Сидя перед хозяйским креслом, Велеб мог отвечать на вопросы, не повышая голоса. В этой половине помещения почти никого не было: только сам хозяин, его младший брат и двое оружников.

– Мы с тобой почти из одних мест, – Мистина слегка улыбнулся ему. – Ты из Люботеша, а я в Хольмгарде родился. Давай-ка, расскажи мне еще раз, что запомнил. Все с самого начала, что и как ты видел.

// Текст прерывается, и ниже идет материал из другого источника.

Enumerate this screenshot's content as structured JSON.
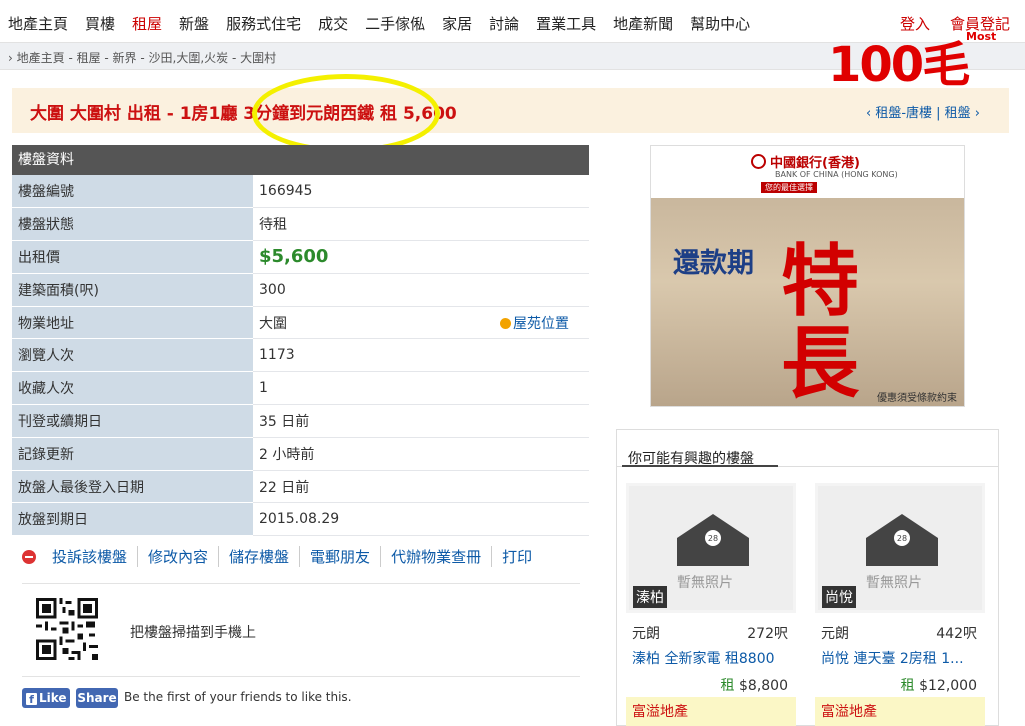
{
  "nav": {
    "items": [
      "地產主頁",
      "買樓",
      "租屋",
      "新盤",
      "服務式住宅",
      "成交",
      "二手傢俬",
      "家居",
      "討論",
      "置業工具",
      "地產新聞",
      "幫助中心"
    ],
    "active": "租屋",
    "login": "登入",
    "register": "會員登記"
  },
  "breadcrumb": "地產主頁 - 租屋 - 新界 - 沙田,大圍,火炭 - 大圍村",
  "logo": {
    "text": "100毛",
    "small": "Most"
  },
  "listing": {
    "title": "大圍 大圍村 出租 - 1房1廳 3分鐘到元朗西鐵 租 5,600",
    "right_links": "‹ 租盤-唐樓 | 租盤 ›"
  },
  "info": {
    "header": "樓盤資料",
    "rows": [
      {
        "k": "樓盤編號",
        "v": "166945"
      },
      {
        "k": "樓盤狀態",
        "v": "待租"
      },
      {
        "k": "出租價",
        "v": "$5,600"
      },
      {
        "k": "建築面積(呎)",
        "v": "300"
      },
      {
        "k": "物業地址",
        "v": "大圍"
      },
      {
        "k": "瀏覽人次",
        "v": "1173"
      },
      {
        "k": "收藏人次",
        "v": "1"
      },
      {
        "k": "刊登或續期日",
        "v": "35 日前"
      },
      {
        "k": "記錄更新",
        "v": "2 小時前"
      },
      {
        "k": "放盤人最後登入日期",
        "v": "22 日前"
      },
      {
        "k": "放盤到期日",
        "v": "2015.08.29"
      }
    ],
    "locate_label": "屋苑位置"
  },
  "actions": [
    "投訴該樓盤",
    "修改內容",
    "儲存樓盤",
    "電郵朋友",
    "代辦物業查冊",
    "打印"
  ],
  "qr_text": "把樓盤掃描到手機上",
  "facebook": {
    "like": "Like",
    "share": "Share",
    "text": "Be the first of your friends to like this."
  },
  "ad": {
    "bank": "中國銀行(香港)",
    "bank_en": "BANK OF CHINA (HONG KONG)",
    "sub": "您的最佳選擇",
    "slogan1": "還款期",
    "slogan2": "特長",
    "note": "優惠須受條款約束"
  },
  "suggest": {
    "title": "你可能有興趣的樓盤",
    "no_photo": "暫無照片",
    "cards": [
      {
        "tag": "溱柏",
        "area": "元朗",
        "size": "272呎",
        "name": "溱柏 全新家電 租8800",
        "rent_label": "租",
        "price": "$8,800",
        "agent": "富溢地產"
      },
      {
        "tag": "尚悅",
        "area": "元朗",
        "size": "442呎",
        "name": "尚悅 連天臺 2房租 1...",
        "rent_label": "租",
        "price": "$12,000",
        "agent": "富溢地產"
      }
    ]
  }
}
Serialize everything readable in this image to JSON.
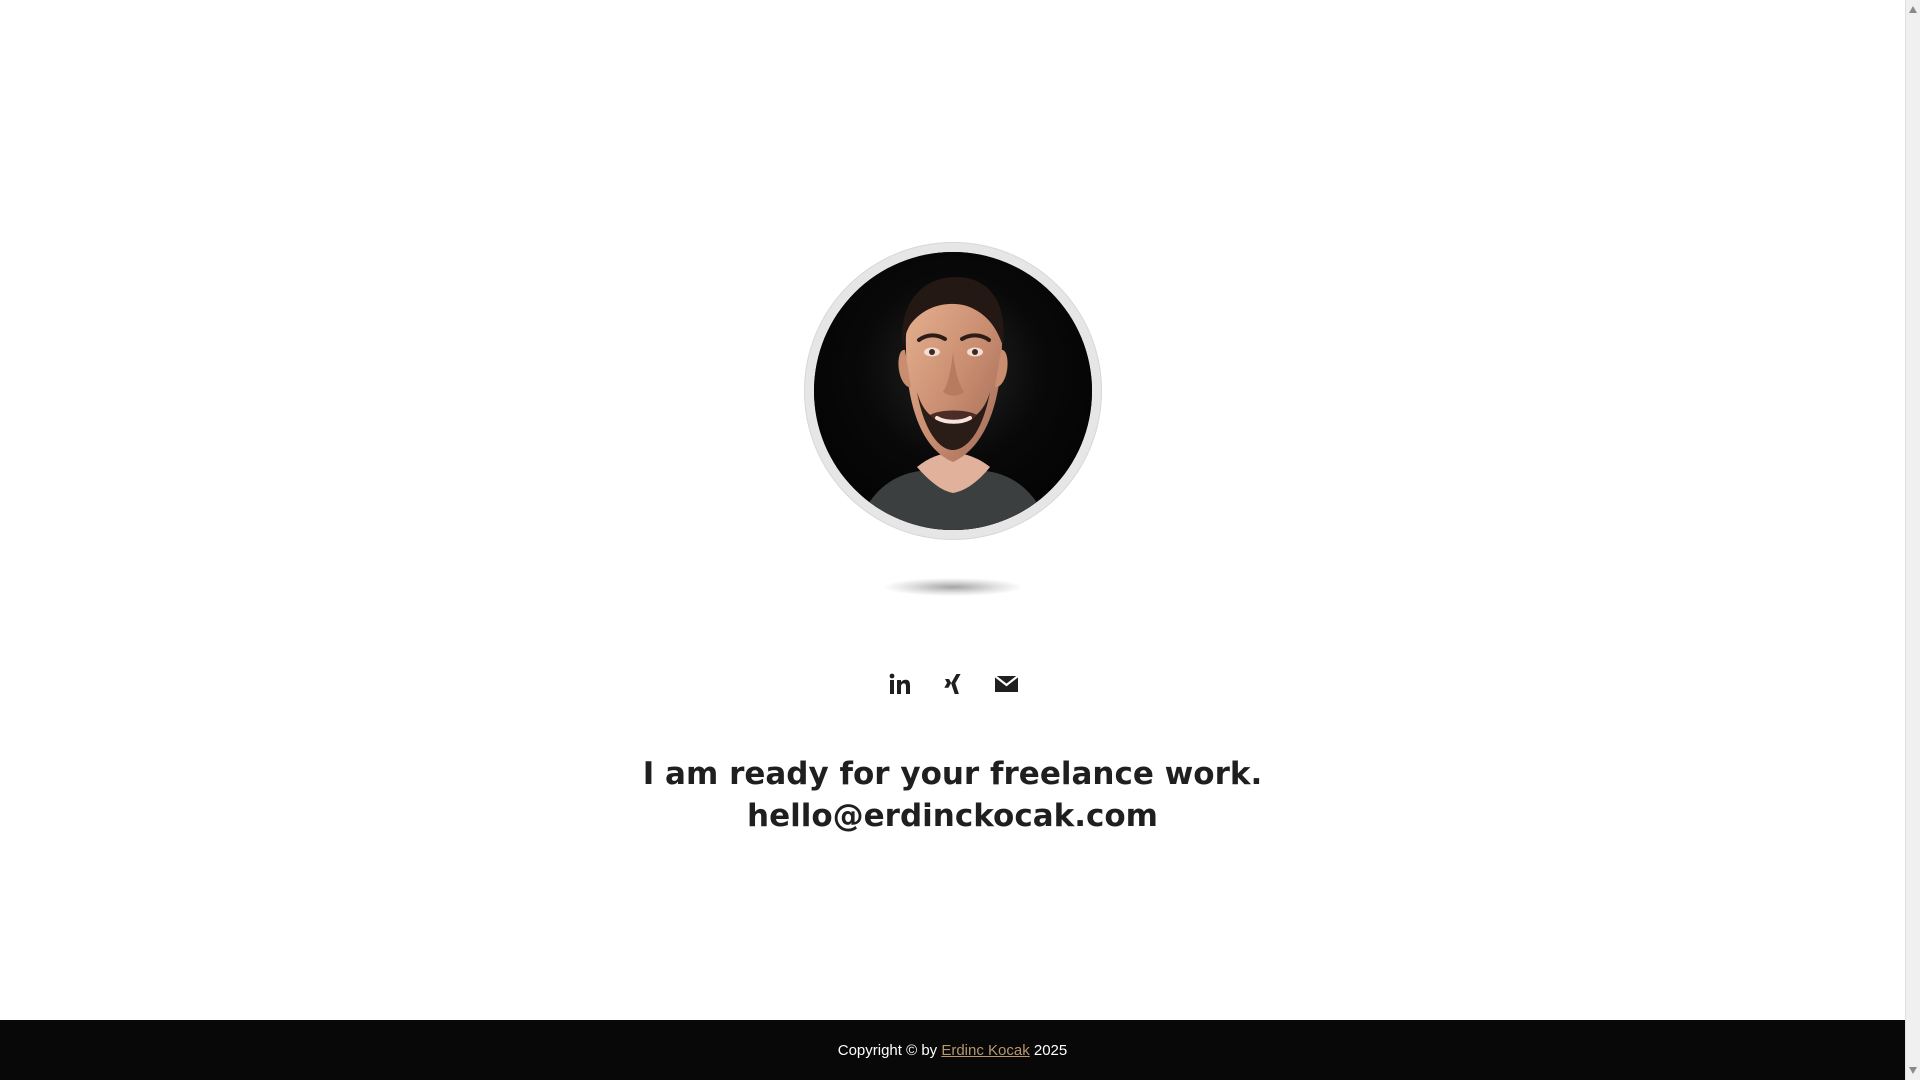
{
  "profile": {
    "photo_alt": "Portrait photo"
  },
  "social": {
    "items": [
      {
        "icon": "linkedin-icon"
      },
      {
        "icon": "xing-icon"
      },
      {
        "icon": "envelope-icon"
      }
    ]
  },
  "main": {
    "headline_line1": "I am ready for your freelance work.",
    "headline_line2": "hello@erdinckocak.com"
  },
  "footer": {
    "copyright_prefix": "Copyright © by ",
    "author_name": "Erdinc Kocak",
    "copyright_suffix": " 2025",
    "accent_color": "#b8966b",
    "background_color": "#080808"
  }
}
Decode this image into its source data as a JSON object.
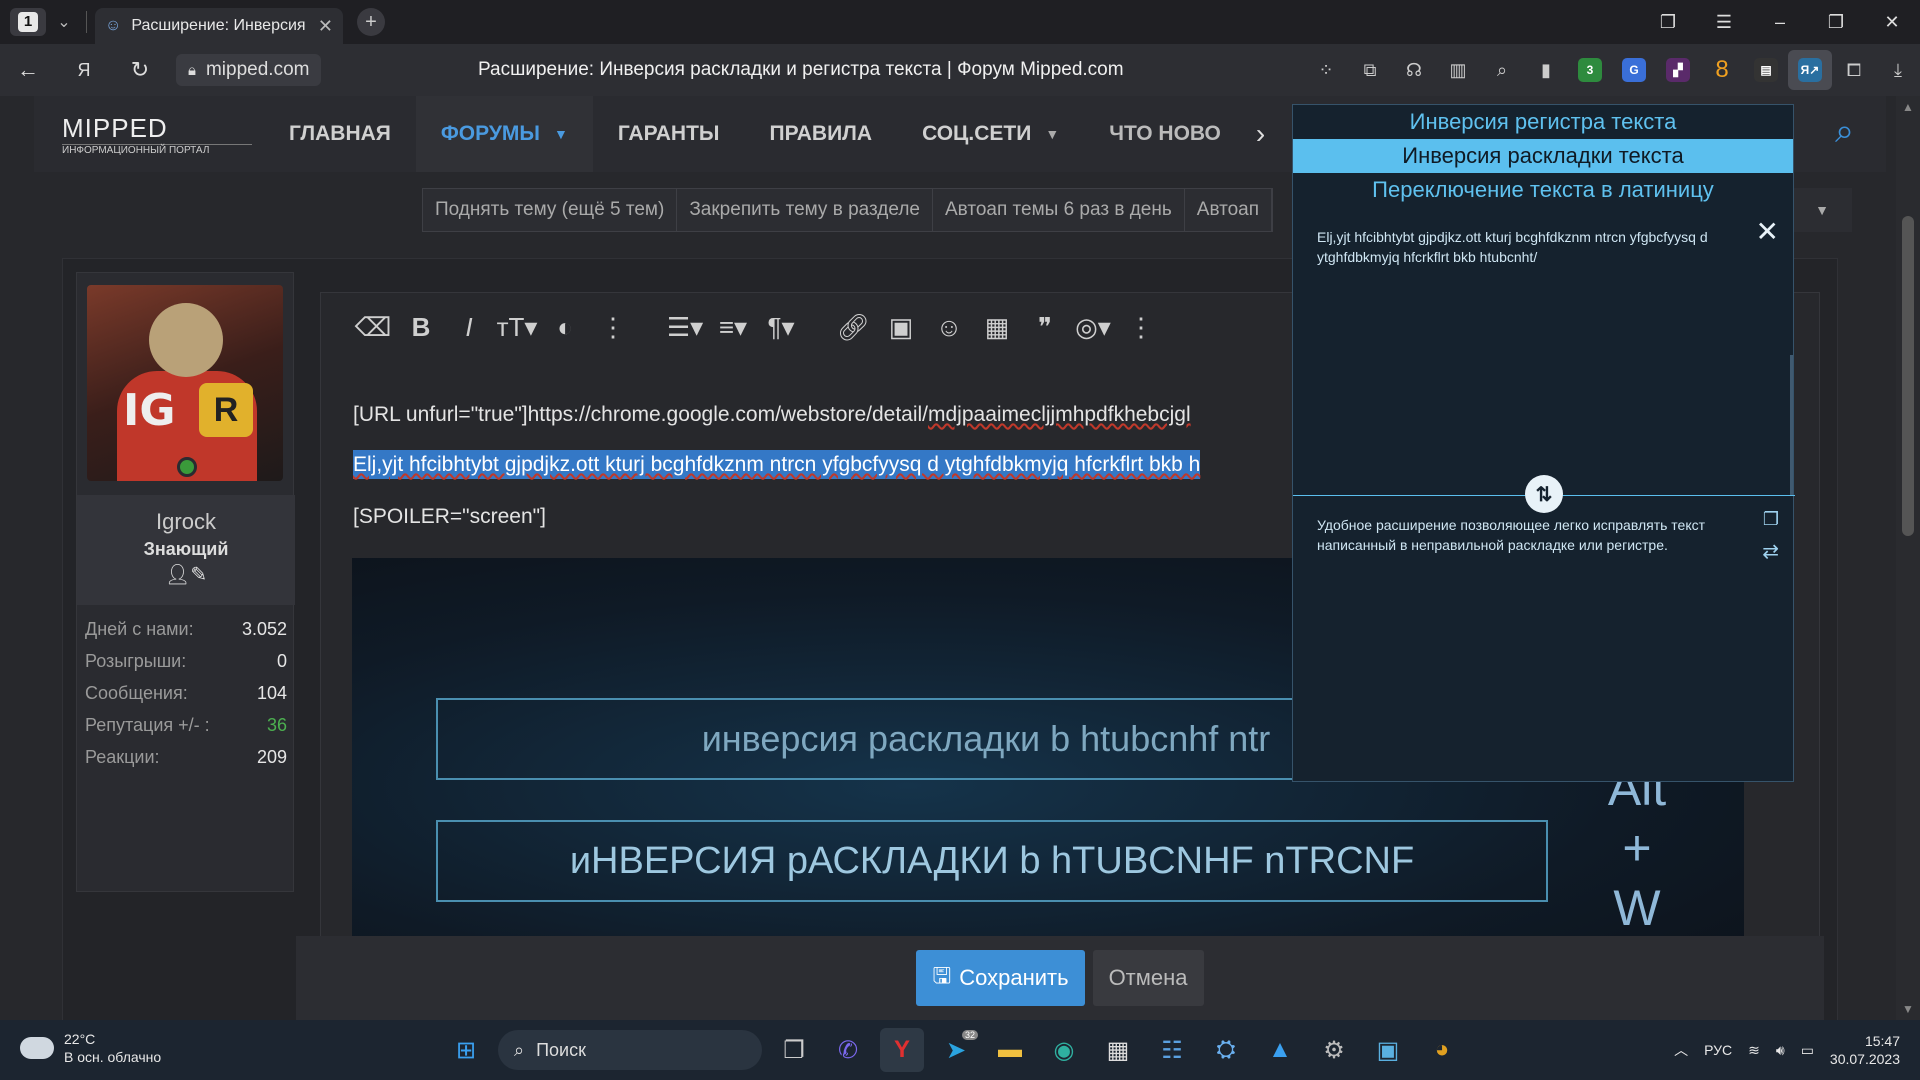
{
  "browser": {
    "tab_count": "1",
    "tab_title": "Расширение: Инверсия раскладки и регистра текста | Форум Mipped.com",
    "address": "mipped.com",
    "page_title": "Расширение: Инверсия раскладки и регистра текста | Форум Mipped.com",
    "ext_badge_3": "3"
  },
  "site": {
    "logo_main": "MIPPED",
    "logo_sub": "ИНФОРМАЦИОННЫЙ ПОРТАЛ",
    "nav": [
      "ГЛАВНАЯ",
      "ФОРУМЫ",
      "ГАРАНТЫ",
      "ПРАВИЛА",
      "СОЦ.СЕТИ",
      "ЧТО НОВО"
    ],
    "promos": [
      "Поднять тему (ещё 5 тем)",
      "Закрепить тему в разделе",
      "Автоап темы 6 раз в день",
      "Автоап"
    ]
  },
  "user": {
    "name": "Igrock",
    "title": "Знающий",
    "avatar_text_ig": "IG",
    "avatar_text_r": "R",
    "stats": [
      {
        "k": "Дней с нами:",
        "v": "3.052"
      },
      {
        "k": "Розыгрыши:",
        "v": "0"
      },
      {
        "k": "Сообщения:",
        "v": "104"
      },
      {
        "k": "Репутация +/- :",
        "v": "36"
      },
      {
        "k": "Реакции:",
        "v": "209"
      }
    ]
  },
  "editor": {
    "line1_prefix": "[URL unfurl=\"true\"]https://chrome.google.com/webstore/detail/",
    "line1_link": "mdjpaaimecljjmhpdfkhebcjgl",
    "line2_selected": "Elj,yjt hfcibhtybt gjpdjkz.ott kturj bcghfdkznm ntrcn yfgbcfyysq d ytghfdbkmyjq hfcrkflrt bkb h",
    "line3": "[SPOILER=\"screen\"]",
    "shot_box1": "инверсия раскладки b htubcnhf ntr",
    "shot_box2": "иНВЕРСИЯ рАСКЛАДКИ b hTUBCNHF nTRCNF",
    "shot_alt_1": "Alt",
    "shot_alt_2": "+",
    "shot_alt_3": "W",
    "save_label": "Сохранить",
    "cancel_label": "Отмена"
  },
  "popup": {
    "modes": [
      "Инверсия регистра текста",
      "Инверсия раскладки текста",
      "Переключение текста в латиницу"
    ],
    "active_mode_index": 1,
    "input_text": "Elj,yjt hfcibhtybt gjpdjkz.ott kturj bcghfdkznm ntrcn yfgbcfyysq d ytghfdbkmyjq hfcrkflrt bkb htubcnht/",
    "output_text": "Удобное расширение позволяющее легко исправлять текст написанный в неправильной раскладке или регистре."
  },
  "taskbar": {
    "temp": "22°C",
    "weather": "В осн. облачно",
    "search_label": "Поиск",
    "telegram_badge": "32",
    "lang": "РУС",
    "time": "15:47",
    "date": "30.07.2023"
  },
  "colors": {
    "accent_blue": "#3d8fd6",
    "popup_accent": "#5bbfee",
    "reputation_green": "#4caf50"
  }
}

Велеб принялся рассказывать все сначала. Он заметил, что воевода слушает его, одновременно думая о чем-то, но какие чувства вызывает рассказ, угадать было нельзя. Взгляд Мистины, устремленный прямо ему в лицо, имел отстраненное выражение, будто эти серые глаза изнутри закрыты стальными заслонками.

Проведя семь лет в Перыни, Велеб повидал волхвов и теперь начал понимать, почему Мистину опасаются, хотя тот держится дружелюбно. В нем было нечто общее с волхвами: наверное, привычка смотреть глубже, чем внешняя видимость. Велеб почти чувствовал, как тот пытается мыслью проникнуть прямо ему в голову и увидеть то, о чем Велеб, возможно, не говорит. Отчасти было досадно: ему нечего скрывать. Но Мистина не так чтобы подозревал его в сокрытии истины – по злобе или боязни. Он привык не доверять почти никому. Даже самая страшная клятва сказать правду не означает, что ты эту правду услышишь. Поневоле, обманутые собственными глазами и мыслями, люди лгут чаще, чем нарочно.

Время от времени Мистина задавал вопросы.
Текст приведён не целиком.